Users can control persistence and partitioning for RDDs. The users can indicate which RDDs will be reused and choose where to store them, for example in memory. The elements of an RDD can also be partitioned across machines.

An example of an RDD is as follows:

lines = spark.textFile("hdfs://...")
errors = lines.filter(_.startsWith("ERROR"))
errors.persist()

In the example above, the RDD is defined in the first line, fetching data from an HDFS file which is then filtered and finally persisted so it can be shared between queries. At this point no work has been done yet, the actual work is done when the user performs operations that return some value, for example:

errors.count()
errors.filter(_.contains("MySQL")).count()

Representing RDDs

RDDs consist of five pieces of information: a set of partitions, which are atomic pieces of the dataset; a set of dependencies on parent RDDs; a function for computing the dataset based on its parents; and metadata about its partitioning scheme and data placement.

The dependencies can have two types: narrow and wide. Narrow dependencies are those which are used by at most one partition of the child RDD, and wide dependencies are used by multiple child partitions. map leads to a narrow dependency, it can be used for pipelined execution in a single cluster, dealing with one element at a time. join leads to wide dependencies, it might require data from several partitions/nodes. In case of failures, narrow dependencies are easier to rebuild compared to wide dependencies.

Implementation

The system runs on top of Mesos and each Spark program is executed as a separate Mesos application, with its own driver (master) and workers, and resource sharing between applications is handled by Mesos.

Whenever an action (count, save, etc) is executed on an RDD, the job scheduler examines the RDD’s lineage graph to build a directed acyclic graph (DAG) of stages to execute. Tasks are then launched to compute missing partitions from each stage until the target RDD is computed.

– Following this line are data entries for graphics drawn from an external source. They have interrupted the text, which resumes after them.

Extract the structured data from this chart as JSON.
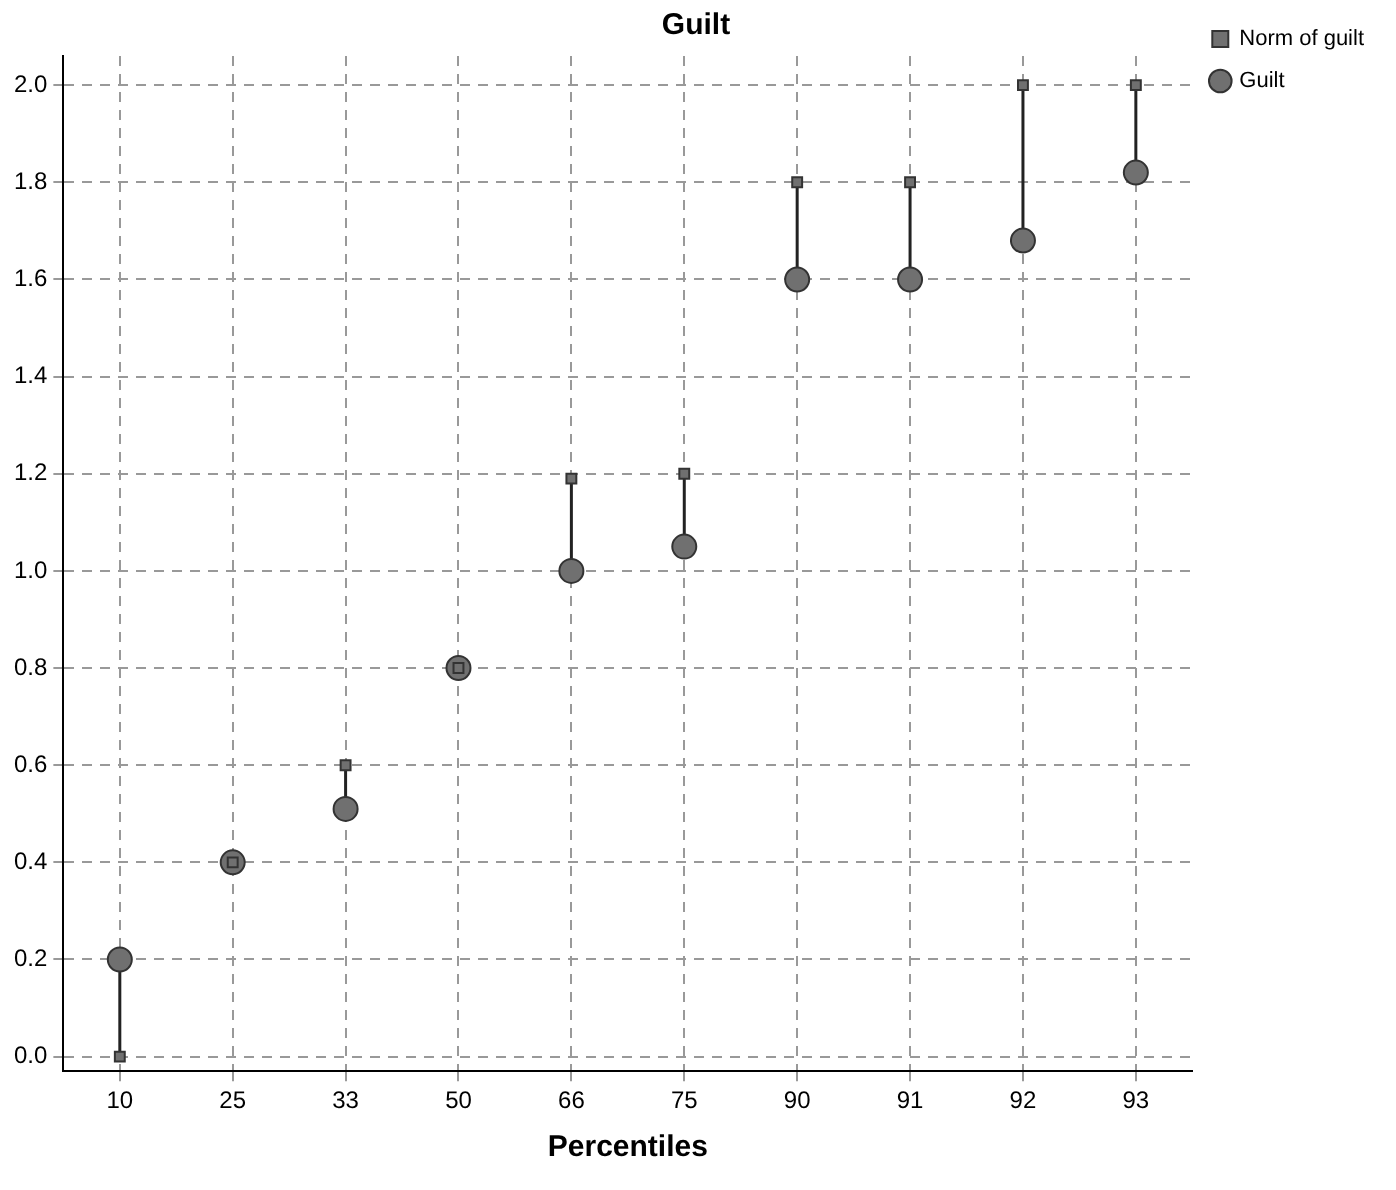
{
  "chart_data": {
    "type": "scatter",
    "title": "Guilt",
    "xlabel": "Percentiles",
    "categories": [
      "10",
      "25",
      "33",
      "50",
      "66",
      "75",
      "90",
      "91",
      "92",
      "93"
    ],
    "series": [
      {
        "name": "Guilt",
        "color": "#707070",
        "marker": "circle",
        "values": [
          0.2,
          0.4,
          0.51,
          0.8,
          1.0,
          1.05,
          1.6,
          1.6,
          1.68,
          1.82
        ]
      },
      {
        "name": "Norm of guilt",
        "color": "#707070",
        "marker": "square",
        "values": [
          0.0,
          0.4,
          0.6,
          0.8,
          1.19,
          1.2,
          1.8,
          1.8,
          2.0,
          2.0
        ]
      }
    ],
    "ylim": [
      -0.03,
      2.06
    ],
    "yticks": [
      {
        "value": 0,
        "label": "0.0"
      },
      0.2,
      0.4,
      0.6,
      0.8,
      {
        "value": 1,
        "label": "1.0"
      },
      1.2,
      1.4,
      1.6,
      1.8,
      {
        "value": 2,
        "label": "2.0"
      }
    ],
    "grid": true,
    "legend": "top right"
  }
}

When a task fails it is re-executed in another node as long its parents are still available. If some stages are unavailable the tasks are resubmitted in parallel to compute the missing partitions.

The users can also require that some computations are “checkpointed” to avoid waiting a long time if a long RDD has a node failure. The Spark API allows users to pass a REPLICATE flag to persist to checkpoint data (that is chosen by the user).